Kleiner Mann ganz groß
Der letzte Überlebende von der Schlacht von Little Big Horn, Mr. Crabb, wird von einem Journalisten im Altersheim interviewt. Damals gewannen die vereinten Stämme der Lakota- und Dakota-Sioux, Arapaho und Cheyenne eine Schlacht gegen General George Armstrong Custer, den siegreichen Bürgerkriegsgeneral, der hochmütig in eine Falle tappte. "I am without no doubt the last survivor of the old-timers", resümiert der runzlige Dustin Hoffman als Mr. Jack Crabb und empört sich über den ihn interviewenden Journalisten: "You think Lil Big Horn was an adventure?"
Genozid und Geschichte
Mit viel Ironie und dennoch äußerstem Tiefgang führt Arthur Penn Regie bei dem nach der Literaturvorlage von Thomas Berger inszenierten Epos über den Genozid des weißen Mannes an den "Human Beings" (cheyenne für Cheyenne) und den anderen sog. Indianern. Der junge Crabb ist selbst ein Opfer dieser Kriege gegen die Ureinwohner, denn seine Eltern wurden vor 111 Jahren von den Pawnees bei einem Überfall getötet. Als ihn ein verirrter Cheyenne findet, adoptiert er ihn, lässt aber seine Schwester Caroline (lebend) zurück.
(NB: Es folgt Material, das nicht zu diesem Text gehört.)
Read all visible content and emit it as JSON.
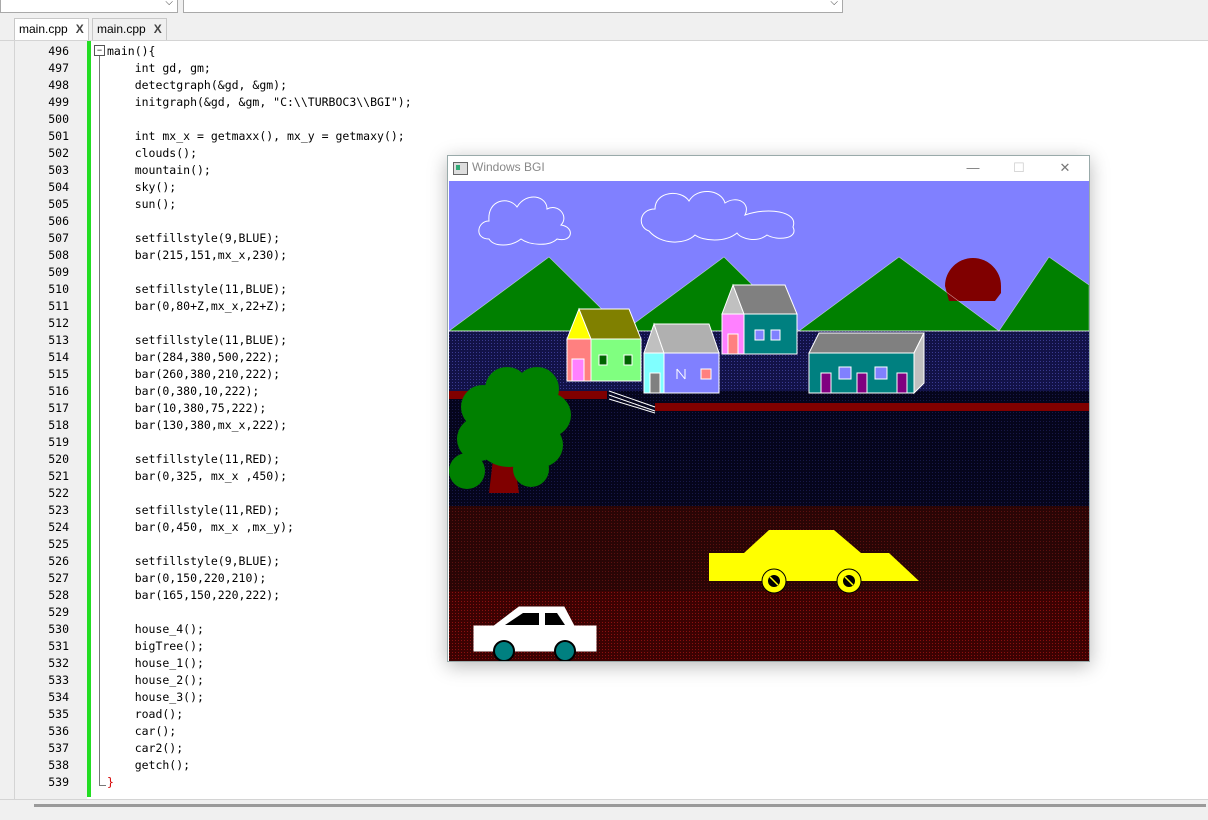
{
  "tabs": [
    {
      "label": "main.cpp",
      "close": "X"
    },
    {
      "label": "main.cpp",
      "close": "X"
    }
  ],
  "editor": {
    "line_numbers": [
      "496",
      "497",
      "498",
      "499",
      "500",
      "501",
      "502",
      "503",
      "504",
      "505",
      "506",
      "507",
      "508",
      "509",
      "510",
      "511",
      "512",
      "513",
      "514",
      "515",
      "516",
      "517",
      "518",
      "519",
      "520",
      "521",
      "522",
      "523",
      "524",
      "525",
      "526",
      "527",
      "528",
      "529",
      "530",
      "531",
      "532",
      "533",
      "534",
      "535",
      "536",
      "537",
      "538",
      "539"
    ],
    "lines": [
      "main(){",
      "    int gd, gm;",
      "    detectgraph(&gd, &gm);",
      "    initgraph(&gd, &gm, \"C:\\\\TURBOC3\\\\BGI\");",
      "",
      "    int mx_x = getmaxx(), mx_y = getmaxy();",
      "    clouds();",
      "    mountain();",
      "    sky();",
      "    sun();",
      "",
      "    setfillstyle(9,BLUE);",
      "    bar(215,151,mx_x,230);",
      "",
      "    setfillstyle(11,BLUE);",
      "    bar(0,80+Z,mx_x,22+Z);",
      "",
      "    setfillstyle(11,BLUE);",
      "    bar(284,380,500,222);",
      "    bar(260,380,210,222);",
      "    bar(0,380,10,222);",
      "    bar(10,380,75,222);",
      "    bar(130,380,mx_x,222);",
      "",
      "    setfillstyle(11,RED);",
      "    bar(0,325, mx_x ,450);",
      "",
      "    setfillstyle(11,RED);",
      "    bar(0,450, mx_x ,mx_y);",
      "",
      "    setfillstyle(9,BLUE);",
      "    bar(0,150,220,210);",
      "    bar(165,150,220,222);",
      "",
      "    house_4();",
      "    bigTree();",
      "    house_1();",
      "    house_2();",
      "    house_3();",
      "    road();",
      "    car();",
      "    car2();",
      "    getch();",
      "}"
    ]
  },
  "bgi_window": {
    "title": "Windows BGI",
    "minimize": "—",
    "maximize": "☐",
    "close": "✕"
  },
  "colors": {
    "sky": "#8080ff",
    "mountain": "#008000",
    "sun": "#800000",
    "car_yellow": "#ffff00",
    "tree_trunk": "#800000",
    "line_green": "#22dd22"
  }
}
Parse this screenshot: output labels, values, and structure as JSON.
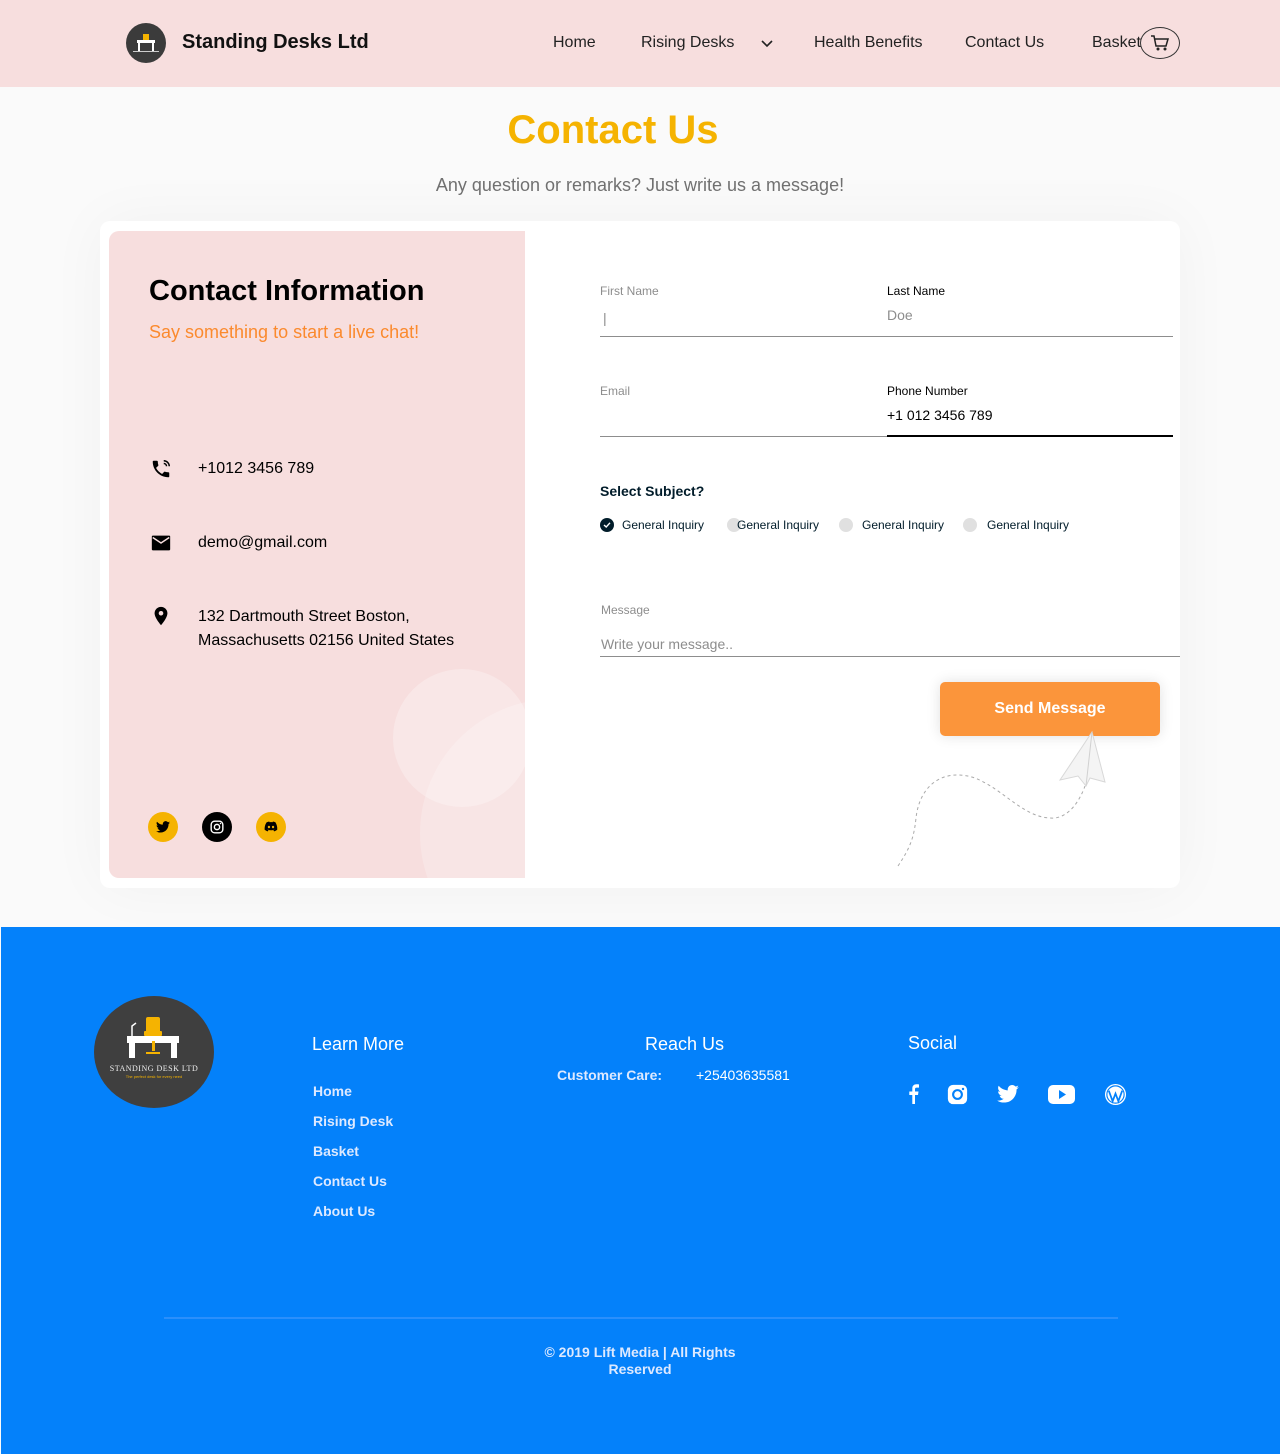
{
  "nav": {
    "brand": "Standing Desks Ltd",
    "links": [
      "Home",
      "Rising Desks",
      "Health Benefits",
      "Contact Us",
      "Basket"
    ]
  },
  "header": {
    "title": "Contact Us",
    "subtitle": "Any question or remarks? Just write us a message!"
  },
  "contact_info": {
    "title": "Contact Information",
    "subtitle": "Say something to start a live chat!",
    "phone": "+1012 3456 789",
    "email": "demo@gmail.com",
    "address_line1": "132 Dartmouth Street Boston,",
    "address_line2": "Massachusetts 02156 United States",
    "social": [
      "twitter-icon",
      "instagram-icon",
      "discord-icon"
    ]
  },
  "form": {
    "first_name_label": "First Name",
    "first_name_value": "|",
    "last_name_label": "Last Name",
    "last_name_placeholder": "Doe",
    "email_label": "Email",
    "phone_label": "Phone Number",
    "phone_value": "+1 012 3456 789",
    "subject_title": "Select Subject?",
    "subjects": [
      "General Inquiry",
      "General Inquiry",
      "General Inquiry",
      "General Inquiry"
    ],
    "selected_subject_index": 0,
    "message_label": "Message",
    "message_placeholder": "Write your message..",
    "send_label": "Send Message"
  },
  "footer": {
    "logo_text": "STANDING DESK LTD",
    "logo_tagline": "The perfect desk for every need",
    "learn_more_title": "Learn More",
    "learn_more_links": [
      "Home",
      "Rising Desk",
      "Basket",
      "Contact Us",
      "About Us"
    ],
    "reach_title": "Reach Us",
    "care_label": "Customer Care:",
    "care_phone": "+25403635581",
    "social_title": "Social",
    "social_icons": [
      "facebook-icon",
      "instagram-icon",
      "twitter-icon",
      "youtube-icon",
      "wordpress-icon"
    ],
    "copyright_line1": "© 2019 Lift Media | All Rights",
    "copyright_line2": "Reserved"
  },
  "colors": {
    "nav_bg": "#f7dede",
    "title_yellow": "#f5b301",
    "accent_orange": "#fb953b",
    "footer_blue": "#0481fa"
  }
}
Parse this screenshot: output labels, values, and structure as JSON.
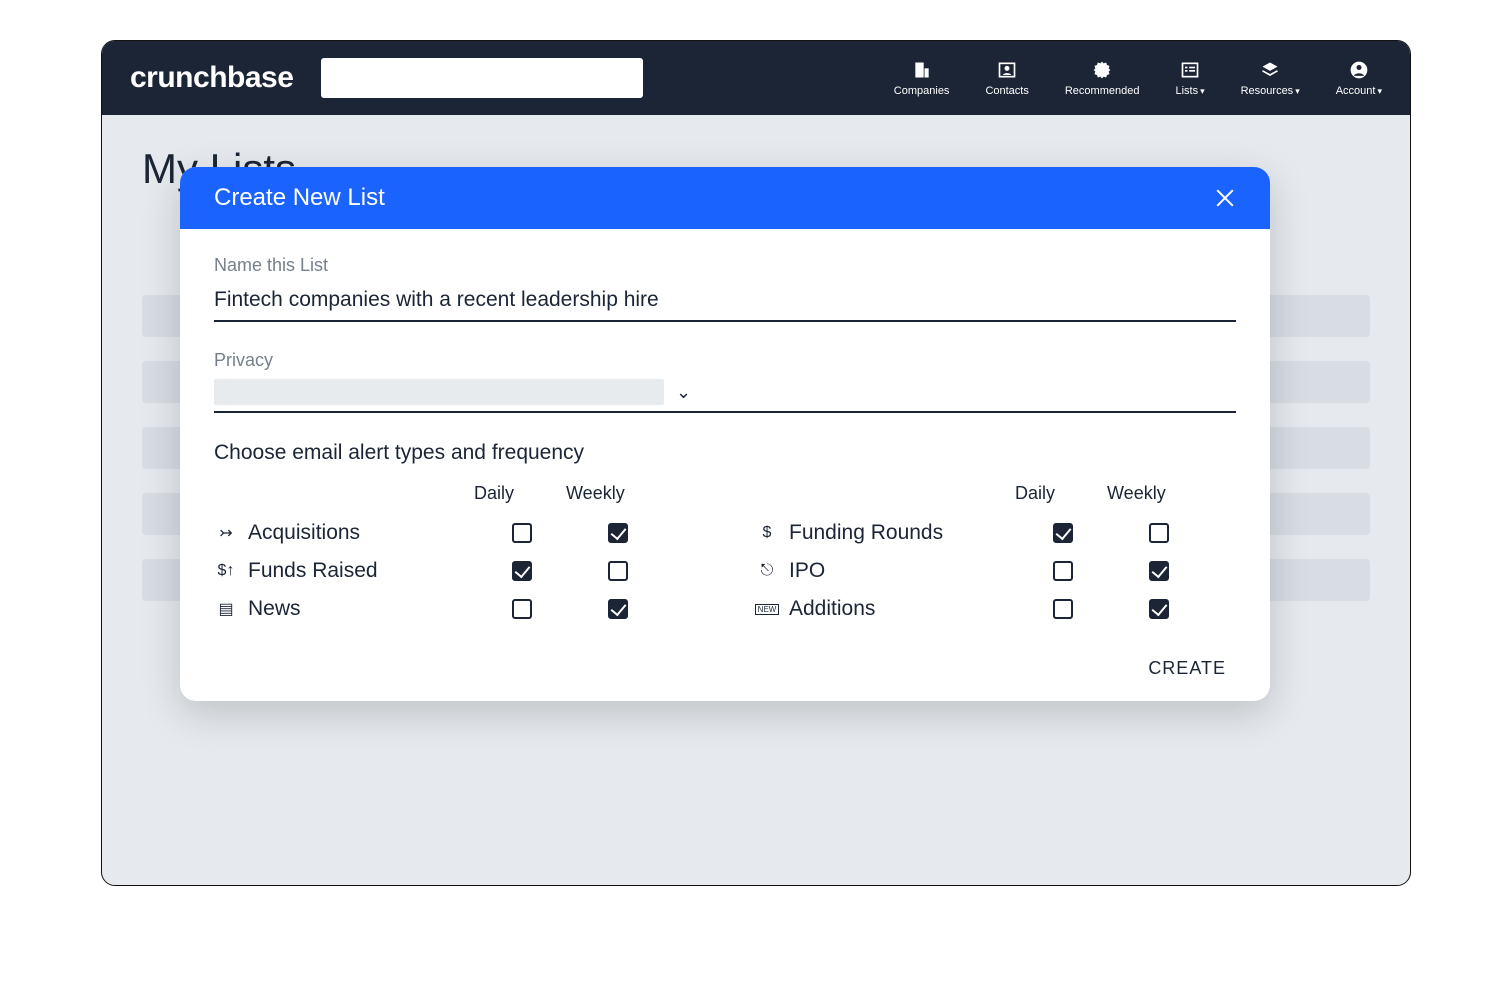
{
  "brand": "crunchbase",
  "nav": {
    "companies": "Companies",
    "contacts": "Contacts",
    "recommended": "Recommended",
    "lists": "Lists",
    "resources": "Resources",
    "account": "Account"
  },
  "page_title": "My Lists",
  "modal": {
    "title": "Create New List",
    "name_label": "Name this List",
    "name_value": "Fintech companies with a recent leadership hire",
    "privacy_label": "Privacy",
    "alerts_title": "Choose email alert types and frequency",
    "col_daily": "Daily",
    "col_weekly": "Weekly",
    "create_label": "CREATE",
    "left_alerts": [
      {
        "label": "Acquisitions",
        "daily": false,
        "weekly": true
      },
      {
        "label": "Funds Raised",
        "daily": true,
        "weekly": false
      },
      {
        "label": "News",
        "daily": false,
        "weekly": true
      }
    ],
    "right_alerts": [
      {
        "label": "Funding Rounds",
        "daily": true,
        "weekly": false
      },
      {
        "label": "IPO",
        "daily": false,
        "weekly": true
      },
      {
        "label": "Additions",
        "daily": false,
        "weekly": true
      }
    ]
  }
}
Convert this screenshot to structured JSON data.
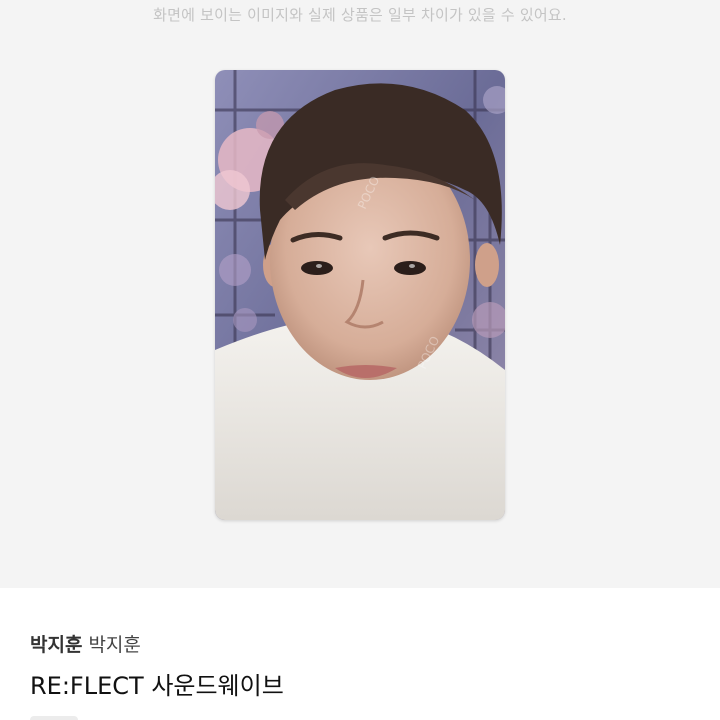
{
  "notice": {
    "disclaimer": "화면에 보이는 이미지와 실제 상품은 일부 차이가 있을 수 있어요."
  },
  "product_image": {
    "watermark": "POCO 포카마켓"
  },
  "product_info": {
    "artist_primary": "박지훈",
    "artist_secondary": "박지훈",
    "title": "RE:FLECT 사운드웨이브"
  },
  "colors": {
    "preview_bg": "#f4f4f4",
    "disclaimer_text": "#c4c4c4",
    "title_text": "#111111"
  }
}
In seinem Leben wird Crabb noch einige Male die Fronten wechseln, aber natürlich schlägt sein Herz immer für die menschlichen Wesen, die "Human Beings", und nicht für den weißen Mann, für den alles in der Natur tot ist, selbst er selbst, wie ihm sein Cheyenne-Großvater erklärt.
Von Cowboys und Pferden
"Little Big Man" ist ein wunderbarer Film, auch wenn das Thema von einem Völkermord handelt, denn er zeigt, die menschlichen Seiten der sog. Indianer, aber auch wie schwer es damals die Siedler hatten. Faye Dunaway spielt Mrs Pendrake ("Purity its own reward"), die mit einem Priester verheiratet ist, aber auch ein Doppelleben führt. "Poor Boy, I wasn’t just playing an Indian, I was living an Indian", erzählt Crabb seinem Journalisten im Interview und vertraut ihm viel über die Lebensweise seiner Freunde an. So hatten die Cheyenne ihre Feinde im Kampf nicht umgebracht, sondern ihnen nur mit Stecken ihre Kunstfertigkeit und Tapferkeit bewiesen, was sich gegenüber dem mörderischen weißen Mann allerdings als klarer Nachteil herausstellte. Wie ein moderner Simplicissmus stolpert Crabb über die Schachtfelder und zwischen den Fronten, einmal auf der Suche nach Caroline, dann nach seiner Frau Olga. Und als er schließlich die Frau seines Cheyenne-Jugendfreundes, Shadow, bei sich aufnimmt, scheint er sich endlich für eine - seine - Seite entschieden zu haben. Doch der weiße Mann macht ihm wieder einen Strich durch seine Pläne: "Sometimes the grass dont grow, the wind dont blow and the sky ain’t blue...".
Ein wunderbarer Film voller schöner Landschaftsaufnahmen, guter Musik und witzigen Dialogen und ein wichtiger Beitrag zur Vergangenheitsbewältigung.